Born just between Lincoln and Valentine, my mother said I just escaped an even odder name then Robert Maurice (pronounced Morris) Chute (pronounced as chew, not shoe).

Being personal, here is a personal poem. (And, S.P., I will try to post more frequently.)



Remembering What You Don't

How much do you remember
     of that year
when you were little more than four
     and how much
is what you've been told by
     someone older?
There's no call to feel guilty even
     if it was
that year, that summer, your last
     grandparent died.
If you'd been older I'm sure
     you'd remember
not only her death but her — her
     existence.
My brother Phil did but
     he was ten
and I'd always been six years
     behind him.
Was she sick, couldn't hold me,
     as grandmother's do?
In memory, which can't
     be true,
why do I feel her
     cold disapproval,
her arms stiff, her bosom
     starchy?
Had I told myself this or
     had someone older?

Saturday, January 21, 2012

Forgotten Again!

Yes, once more I totally forgot about this blog.
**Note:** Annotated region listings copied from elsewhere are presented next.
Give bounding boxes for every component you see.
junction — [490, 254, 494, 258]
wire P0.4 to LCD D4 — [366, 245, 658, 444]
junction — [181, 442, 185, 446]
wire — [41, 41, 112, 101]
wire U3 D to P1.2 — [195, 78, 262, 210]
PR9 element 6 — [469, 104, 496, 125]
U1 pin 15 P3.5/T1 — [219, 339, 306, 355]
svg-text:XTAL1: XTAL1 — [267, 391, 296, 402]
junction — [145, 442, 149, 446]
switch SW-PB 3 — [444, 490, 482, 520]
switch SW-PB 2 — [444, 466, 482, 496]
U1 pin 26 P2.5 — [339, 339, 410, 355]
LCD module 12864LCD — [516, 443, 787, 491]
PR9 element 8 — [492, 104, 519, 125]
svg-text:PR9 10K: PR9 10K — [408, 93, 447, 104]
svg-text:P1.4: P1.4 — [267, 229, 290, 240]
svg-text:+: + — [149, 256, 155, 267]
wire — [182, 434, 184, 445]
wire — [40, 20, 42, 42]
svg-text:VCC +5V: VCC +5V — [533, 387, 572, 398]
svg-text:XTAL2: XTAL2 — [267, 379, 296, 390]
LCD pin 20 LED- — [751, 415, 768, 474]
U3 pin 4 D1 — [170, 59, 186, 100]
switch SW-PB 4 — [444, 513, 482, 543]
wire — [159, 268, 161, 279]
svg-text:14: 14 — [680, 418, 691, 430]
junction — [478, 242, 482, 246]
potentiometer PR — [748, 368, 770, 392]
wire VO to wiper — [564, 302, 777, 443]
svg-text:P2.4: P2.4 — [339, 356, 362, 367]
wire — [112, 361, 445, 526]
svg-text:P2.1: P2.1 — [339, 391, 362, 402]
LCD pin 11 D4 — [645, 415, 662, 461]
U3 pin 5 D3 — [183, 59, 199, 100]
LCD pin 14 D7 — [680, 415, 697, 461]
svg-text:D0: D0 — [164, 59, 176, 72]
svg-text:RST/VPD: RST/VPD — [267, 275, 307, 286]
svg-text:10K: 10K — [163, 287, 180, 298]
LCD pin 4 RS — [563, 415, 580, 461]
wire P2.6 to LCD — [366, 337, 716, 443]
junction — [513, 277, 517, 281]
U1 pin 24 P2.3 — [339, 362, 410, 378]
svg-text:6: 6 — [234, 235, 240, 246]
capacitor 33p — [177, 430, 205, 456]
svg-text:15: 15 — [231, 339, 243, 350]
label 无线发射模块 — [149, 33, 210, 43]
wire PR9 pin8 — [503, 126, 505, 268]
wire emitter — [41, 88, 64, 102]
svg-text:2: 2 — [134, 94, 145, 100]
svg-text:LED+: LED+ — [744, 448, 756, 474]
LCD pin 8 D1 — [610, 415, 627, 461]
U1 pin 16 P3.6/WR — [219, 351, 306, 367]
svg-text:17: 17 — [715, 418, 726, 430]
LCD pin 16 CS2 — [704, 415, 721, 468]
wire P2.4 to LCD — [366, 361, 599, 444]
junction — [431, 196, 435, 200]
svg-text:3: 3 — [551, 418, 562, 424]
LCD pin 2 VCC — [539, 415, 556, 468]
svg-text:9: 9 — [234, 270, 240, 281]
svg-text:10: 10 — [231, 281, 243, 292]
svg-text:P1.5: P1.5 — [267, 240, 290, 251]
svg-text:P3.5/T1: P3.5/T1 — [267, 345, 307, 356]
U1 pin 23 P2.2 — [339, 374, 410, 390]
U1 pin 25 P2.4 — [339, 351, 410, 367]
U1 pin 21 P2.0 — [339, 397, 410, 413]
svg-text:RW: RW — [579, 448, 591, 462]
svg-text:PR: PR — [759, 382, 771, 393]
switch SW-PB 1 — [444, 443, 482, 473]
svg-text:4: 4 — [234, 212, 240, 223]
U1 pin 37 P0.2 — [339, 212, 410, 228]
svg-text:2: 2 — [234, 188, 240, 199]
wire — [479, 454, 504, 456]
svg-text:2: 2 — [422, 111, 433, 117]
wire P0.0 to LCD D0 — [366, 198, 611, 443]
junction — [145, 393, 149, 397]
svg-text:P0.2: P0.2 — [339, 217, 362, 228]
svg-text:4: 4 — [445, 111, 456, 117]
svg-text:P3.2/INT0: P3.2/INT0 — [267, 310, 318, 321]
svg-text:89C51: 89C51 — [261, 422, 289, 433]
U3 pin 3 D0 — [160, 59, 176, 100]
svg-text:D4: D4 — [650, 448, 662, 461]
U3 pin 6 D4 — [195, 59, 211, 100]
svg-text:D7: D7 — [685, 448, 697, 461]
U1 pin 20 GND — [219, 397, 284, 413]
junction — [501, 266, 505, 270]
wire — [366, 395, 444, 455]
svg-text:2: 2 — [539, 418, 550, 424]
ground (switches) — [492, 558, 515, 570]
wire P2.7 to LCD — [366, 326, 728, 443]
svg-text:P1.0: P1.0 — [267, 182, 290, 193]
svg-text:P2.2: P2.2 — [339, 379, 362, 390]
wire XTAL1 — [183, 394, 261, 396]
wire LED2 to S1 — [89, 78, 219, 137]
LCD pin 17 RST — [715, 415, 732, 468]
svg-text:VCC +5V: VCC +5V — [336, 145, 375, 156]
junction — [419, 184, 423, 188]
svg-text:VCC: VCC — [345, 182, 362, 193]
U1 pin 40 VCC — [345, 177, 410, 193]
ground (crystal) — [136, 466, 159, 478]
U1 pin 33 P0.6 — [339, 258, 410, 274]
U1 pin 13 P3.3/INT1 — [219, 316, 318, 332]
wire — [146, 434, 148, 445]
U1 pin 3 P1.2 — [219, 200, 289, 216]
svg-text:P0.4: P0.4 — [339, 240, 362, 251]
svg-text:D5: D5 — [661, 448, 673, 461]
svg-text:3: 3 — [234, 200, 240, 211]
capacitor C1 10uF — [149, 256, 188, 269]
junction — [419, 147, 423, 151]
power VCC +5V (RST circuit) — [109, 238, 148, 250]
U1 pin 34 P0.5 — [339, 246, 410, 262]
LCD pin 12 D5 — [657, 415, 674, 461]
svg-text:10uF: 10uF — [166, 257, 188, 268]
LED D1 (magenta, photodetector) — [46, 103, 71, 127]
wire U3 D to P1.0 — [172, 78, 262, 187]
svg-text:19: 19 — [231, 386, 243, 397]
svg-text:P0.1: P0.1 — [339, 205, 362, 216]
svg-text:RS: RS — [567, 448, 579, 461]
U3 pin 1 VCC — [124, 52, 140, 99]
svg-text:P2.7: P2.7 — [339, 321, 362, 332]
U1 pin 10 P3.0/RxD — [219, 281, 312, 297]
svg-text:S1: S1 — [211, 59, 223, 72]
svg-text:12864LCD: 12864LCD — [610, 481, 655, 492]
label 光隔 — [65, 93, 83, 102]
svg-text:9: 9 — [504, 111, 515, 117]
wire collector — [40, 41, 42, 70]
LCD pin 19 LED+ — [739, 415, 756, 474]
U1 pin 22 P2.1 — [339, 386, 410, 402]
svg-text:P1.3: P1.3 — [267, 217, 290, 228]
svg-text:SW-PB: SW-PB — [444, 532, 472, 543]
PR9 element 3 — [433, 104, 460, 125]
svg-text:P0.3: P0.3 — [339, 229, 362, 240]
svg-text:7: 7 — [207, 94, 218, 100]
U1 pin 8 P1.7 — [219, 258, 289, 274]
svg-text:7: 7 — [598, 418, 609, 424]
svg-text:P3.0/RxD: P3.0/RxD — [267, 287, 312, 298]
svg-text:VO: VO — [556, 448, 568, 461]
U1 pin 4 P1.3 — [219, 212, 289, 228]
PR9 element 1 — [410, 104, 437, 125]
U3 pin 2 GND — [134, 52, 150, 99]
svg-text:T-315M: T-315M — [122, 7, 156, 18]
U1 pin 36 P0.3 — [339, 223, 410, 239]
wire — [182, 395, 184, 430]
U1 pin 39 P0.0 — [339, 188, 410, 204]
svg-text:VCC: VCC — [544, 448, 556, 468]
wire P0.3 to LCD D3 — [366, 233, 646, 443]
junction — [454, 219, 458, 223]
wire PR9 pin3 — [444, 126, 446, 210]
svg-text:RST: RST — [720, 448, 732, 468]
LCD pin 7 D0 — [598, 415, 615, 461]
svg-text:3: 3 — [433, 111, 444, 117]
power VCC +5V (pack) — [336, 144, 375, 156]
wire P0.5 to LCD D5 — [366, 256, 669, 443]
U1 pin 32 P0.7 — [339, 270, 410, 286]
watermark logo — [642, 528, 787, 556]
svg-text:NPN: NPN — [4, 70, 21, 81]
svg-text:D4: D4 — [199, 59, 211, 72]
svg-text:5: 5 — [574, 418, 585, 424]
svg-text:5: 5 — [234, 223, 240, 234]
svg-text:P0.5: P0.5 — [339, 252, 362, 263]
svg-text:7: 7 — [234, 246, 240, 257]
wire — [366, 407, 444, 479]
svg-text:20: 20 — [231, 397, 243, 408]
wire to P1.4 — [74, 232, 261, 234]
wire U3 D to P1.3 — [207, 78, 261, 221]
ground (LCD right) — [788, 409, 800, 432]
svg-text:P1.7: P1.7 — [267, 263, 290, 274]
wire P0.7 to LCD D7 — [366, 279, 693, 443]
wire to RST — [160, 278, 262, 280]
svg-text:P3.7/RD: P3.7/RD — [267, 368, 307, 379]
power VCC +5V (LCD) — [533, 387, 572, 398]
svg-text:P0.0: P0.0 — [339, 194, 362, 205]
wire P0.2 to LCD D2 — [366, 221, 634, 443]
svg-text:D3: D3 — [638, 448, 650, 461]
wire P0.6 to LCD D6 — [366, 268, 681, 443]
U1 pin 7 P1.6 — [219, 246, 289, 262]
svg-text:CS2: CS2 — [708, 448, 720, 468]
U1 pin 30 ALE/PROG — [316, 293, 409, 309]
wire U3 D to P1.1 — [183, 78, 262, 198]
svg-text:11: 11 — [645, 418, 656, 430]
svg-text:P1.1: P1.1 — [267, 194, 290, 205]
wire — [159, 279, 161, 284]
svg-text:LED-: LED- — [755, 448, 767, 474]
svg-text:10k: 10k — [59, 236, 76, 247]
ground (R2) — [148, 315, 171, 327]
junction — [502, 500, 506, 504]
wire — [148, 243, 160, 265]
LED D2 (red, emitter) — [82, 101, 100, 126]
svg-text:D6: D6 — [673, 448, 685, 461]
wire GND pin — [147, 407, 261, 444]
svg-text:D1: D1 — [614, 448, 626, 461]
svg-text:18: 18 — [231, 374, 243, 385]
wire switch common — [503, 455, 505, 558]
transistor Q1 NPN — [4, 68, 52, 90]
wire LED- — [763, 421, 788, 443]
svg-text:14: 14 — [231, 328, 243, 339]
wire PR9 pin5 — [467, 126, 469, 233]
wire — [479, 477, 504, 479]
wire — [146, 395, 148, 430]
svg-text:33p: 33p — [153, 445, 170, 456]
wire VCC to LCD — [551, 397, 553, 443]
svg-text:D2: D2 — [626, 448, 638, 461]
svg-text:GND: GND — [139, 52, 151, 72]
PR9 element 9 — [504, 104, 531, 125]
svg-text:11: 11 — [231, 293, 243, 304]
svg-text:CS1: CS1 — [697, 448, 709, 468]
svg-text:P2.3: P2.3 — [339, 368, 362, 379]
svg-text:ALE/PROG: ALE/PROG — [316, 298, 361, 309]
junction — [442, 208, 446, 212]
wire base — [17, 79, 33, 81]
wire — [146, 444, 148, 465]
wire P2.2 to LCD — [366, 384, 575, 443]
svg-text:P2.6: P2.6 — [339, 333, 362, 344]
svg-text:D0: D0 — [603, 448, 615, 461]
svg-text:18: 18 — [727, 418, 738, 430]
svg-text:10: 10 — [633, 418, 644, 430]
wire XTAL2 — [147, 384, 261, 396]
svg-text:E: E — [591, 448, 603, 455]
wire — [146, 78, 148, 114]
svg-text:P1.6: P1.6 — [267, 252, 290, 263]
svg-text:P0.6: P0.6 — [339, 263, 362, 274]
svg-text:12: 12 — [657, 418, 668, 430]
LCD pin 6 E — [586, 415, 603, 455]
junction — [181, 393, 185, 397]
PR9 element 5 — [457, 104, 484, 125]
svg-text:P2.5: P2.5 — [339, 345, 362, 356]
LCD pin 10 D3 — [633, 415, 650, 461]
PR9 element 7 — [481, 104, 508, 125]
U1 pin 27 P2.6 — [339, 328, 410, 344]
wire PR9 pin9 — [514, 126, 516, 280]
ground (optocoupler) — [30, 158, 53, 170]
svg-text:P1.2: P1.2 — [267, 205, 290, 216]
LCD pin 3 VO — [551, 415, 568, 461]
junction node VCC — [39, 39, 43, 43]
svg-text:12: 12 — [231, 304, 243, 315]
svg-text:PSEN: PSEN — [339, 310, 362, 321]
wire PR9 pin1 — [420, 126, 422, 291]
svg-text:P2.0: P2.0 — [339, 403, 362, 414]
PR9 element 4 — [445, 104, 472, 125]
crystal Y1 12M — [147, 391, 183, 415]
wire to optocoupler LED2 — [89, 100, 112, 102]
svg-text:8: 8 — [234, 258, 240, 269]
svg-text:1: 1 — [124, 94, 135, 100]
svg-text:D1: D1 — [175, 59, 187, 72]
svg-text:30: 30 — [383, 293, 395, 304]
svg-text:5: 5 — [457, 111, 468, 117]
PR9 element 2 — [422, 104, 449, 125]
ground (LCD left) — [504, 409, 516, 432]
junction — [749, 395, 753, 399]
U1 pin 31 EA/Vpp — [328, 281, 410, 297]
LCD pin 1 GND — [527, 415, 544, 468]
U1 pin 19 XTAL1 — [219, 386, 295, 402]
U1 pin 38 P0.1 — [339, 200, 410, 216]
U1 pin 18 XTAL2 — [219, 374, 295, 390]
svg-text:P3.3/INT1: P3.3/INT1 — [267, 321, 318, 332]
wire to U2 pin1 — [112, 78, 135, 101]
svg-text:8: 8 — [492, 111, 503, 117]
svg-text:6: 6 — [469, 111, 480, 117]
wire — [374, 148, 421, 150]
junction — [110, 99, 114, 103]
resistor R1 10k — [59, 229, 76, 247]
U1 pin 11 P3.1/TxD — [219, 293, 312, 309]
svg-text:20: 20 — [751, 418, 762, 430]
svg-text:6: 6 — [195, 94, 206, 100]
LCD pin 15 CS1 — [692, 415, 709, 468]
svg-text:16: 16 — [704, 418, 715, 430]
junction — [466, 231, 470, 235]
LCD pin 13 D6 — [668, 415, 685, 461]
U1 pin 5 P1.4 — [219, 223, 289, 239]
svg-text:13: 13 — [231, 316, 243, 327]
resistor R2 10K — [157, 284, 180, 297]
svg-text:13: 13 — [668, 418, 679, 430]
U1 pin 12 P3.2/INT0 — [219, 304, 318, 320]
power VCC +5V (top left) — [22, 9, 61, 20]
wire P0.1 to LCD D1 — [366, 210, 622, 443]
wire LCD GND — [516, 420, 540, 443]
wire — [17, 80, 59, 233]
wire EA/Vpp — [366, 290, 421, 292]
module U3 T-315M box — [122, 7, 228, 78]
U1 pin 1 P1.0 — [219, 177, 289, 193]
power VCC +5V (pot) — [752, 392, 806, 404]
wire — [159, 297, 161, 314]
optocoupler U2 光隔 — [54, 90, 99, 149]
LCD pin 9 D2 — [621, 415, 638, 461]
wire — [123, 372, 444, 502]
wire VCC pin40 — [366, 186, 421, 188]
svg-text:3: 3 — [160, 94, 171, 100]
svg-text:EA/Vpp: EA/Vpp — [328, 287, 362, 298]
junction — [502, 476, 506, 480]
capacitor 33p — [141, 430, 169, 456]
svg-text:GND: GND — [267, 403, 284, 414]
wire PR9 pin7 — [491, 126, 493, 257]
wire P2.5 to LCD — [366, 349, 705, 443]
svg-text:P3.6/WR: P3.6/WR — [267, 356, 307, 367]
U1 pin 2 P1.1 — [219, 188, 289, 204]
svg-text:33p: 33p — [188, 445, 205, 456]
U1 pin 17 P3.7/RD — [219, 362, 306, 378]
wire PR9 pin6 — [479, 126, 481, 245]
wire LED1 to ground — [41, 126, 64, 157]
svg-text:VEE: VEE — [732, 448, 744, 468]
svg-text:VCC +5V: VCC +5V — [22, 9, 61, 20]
No need to treat you to a list of the distractions nor do I have a convincing explanation of my lack of concern. So here is a poem that recently appeared in ECHOS, that elegant journal from "the county". It purports to portray an aspect of my personal history. As most such ventures much of it is fictional. I have ice fished. Once with Uncle George. Once with my son David (now in California) but the details: what George said to me, men pounding their knees, my seeing them now, floated in with the wind to enhance my memories.


Past Is Present

I tell my son about ice fishing as
my uncle told me before the days
of the power augur, snowmobiles,
thermal boots, insulated underwear.
Telling him, as Uncle George told me,
to always tie a cord to your chisel
or lose it in the mud twenty feet below.
You let your bait kiss the bottom, then
raise it a true king's yard — that's
the distance from your nose to
finger tip, arm stretched wide. If your feet
get cold, George said, raise you knee,
pound it with your fist: one — two — three,
then do the other one. I tell my son
but he's in California, a continent away,
and I'm standing on the ice watching
strangers, for I don't fish anymore.
Far down the pond I imagine I see
a man, leg raised, pounding his knee.